Sebelum terjadi gempa kehidupan Nasim di pegunungan kapur di wilayah Dlingo bantul sudah cukup rumit. Hawa sangat panas namun air sulit diperoleh. Saat gempa menghancurkan bangunan sekolah Nasim dan teman-temannya menempuh pendidikan di tenda darurat. Keadaan yang semakin kompleks ini justru menjadikan anak-anak ini sangat kuat.
Nasim tinggal di rumah papan yang sangat bersahaja di atas tanah yang kering dan pecah-pecah, tidak ada tv di sana, tidak memiliki kamar sendiri, bahkan tidak ada kasur, namun prestasinya di sekolah tidak pernah merosot.

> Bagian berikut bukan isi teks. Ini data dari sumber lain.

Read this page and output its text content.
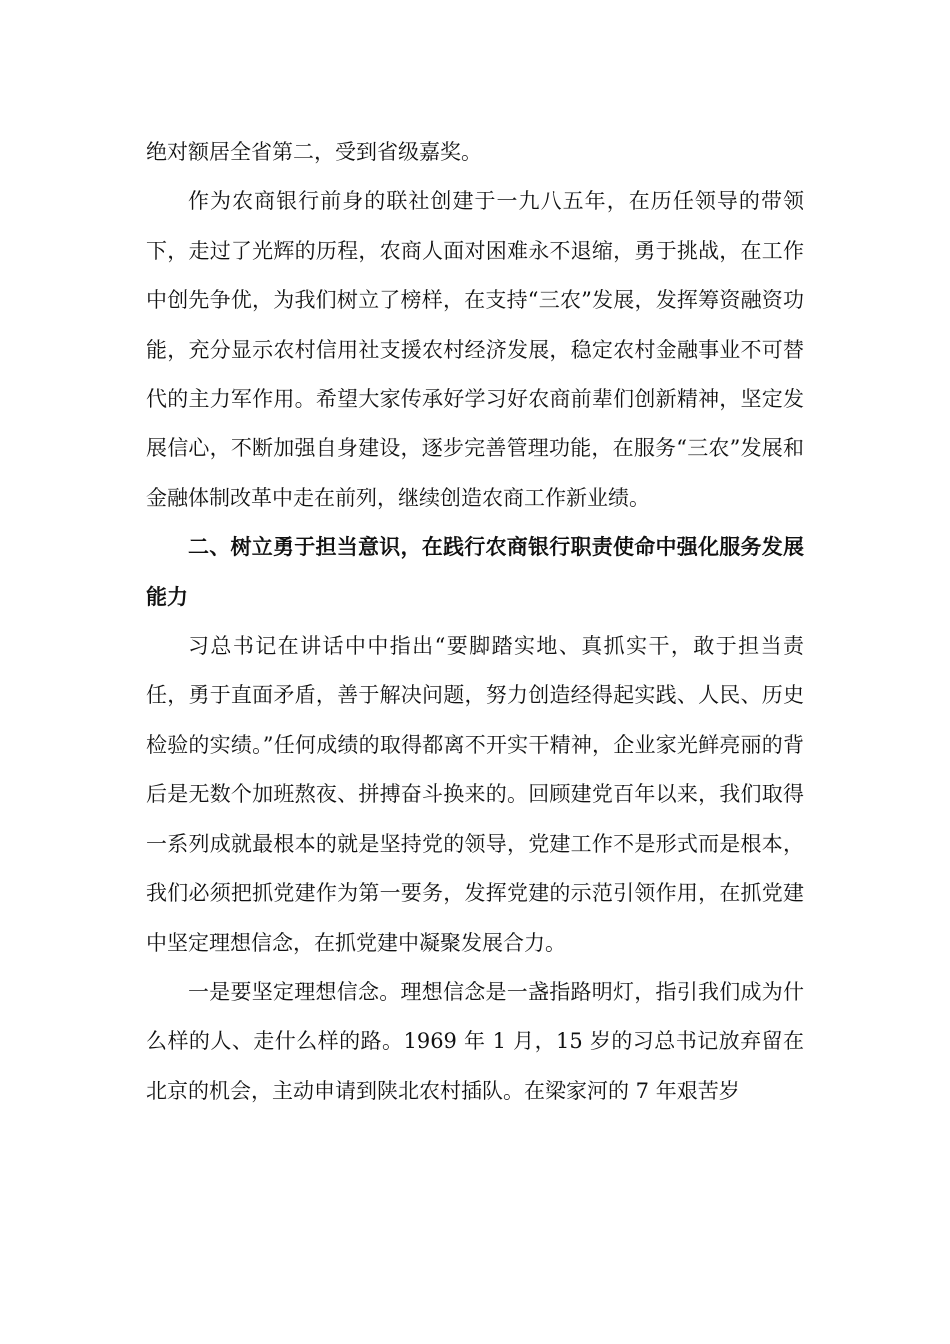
绝对额居全省第二，受到省级嘉奖。

作为农商银行前身的联社创建于一九八五年，在历任领导的带领下，走过了光辉的历程，农商人面对困难永不退缩，勇于挑战，在工作中创先争优，为我们树立了榜样，在支持“三农”发展，发挥筹资融资功能，充分显示农村信用社支援农村经济发展，稳定农村金融事业不可替代的主力军作用。希望大家传承好学习好农商前辈们创新精神，坚定发展信心，不断加强自身建设，逐步完善管理功能，在服务“三农”发展和金融体制改革中走在前列，继续创造农商工作新业绩。

二、树立勇于担当意识，在践行农商银行职责使命中强化服务发展能力

习总书记在讲话中中指出“要脚踏实地、真抓实干，敢于担当责任，勇于直面矛盾，善于解决问题，努力创造经得起实践、人民、历史检验的实绩。”任何成绩的取得都离不开实干精神，企业家光鲜亮丽的背后是无数个加班熬夜、拼搏奋斗换来的。回顾建党百年以来，我们取得一系列成就最根本的就是坚持党的领导，党建工作不是形式而是根本，我们必须把抓党建作为第一要务，发挥党建的示范引领作用，在抓党建中坚定理想信念，在抓党建中凝聚发展合力。

一是要坚定理想信念。理想信念是一盏指路明灯，指引我们成为什么样的人、走什么样的路。1969 年 1 月，15 岁的习总书记放弃留在北京的机会，主动申请到陕北农村插队。在梁家河的 7 年艰苦岁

Nasim tetap mencintai dan dekat dengan alam meskipun guncangan gempa sedemikian menakutkan: ia selalu menemani ayahnya mencari rerumputan untuk makanan kambing-kambingnya dan bersama teman-temannya berenang di Sungai Oyo. Ketika anak-anak telah mendapatkan kembali motivasinya, kita semakin termotivasi untuk menjadikan hidup kita semakin baik.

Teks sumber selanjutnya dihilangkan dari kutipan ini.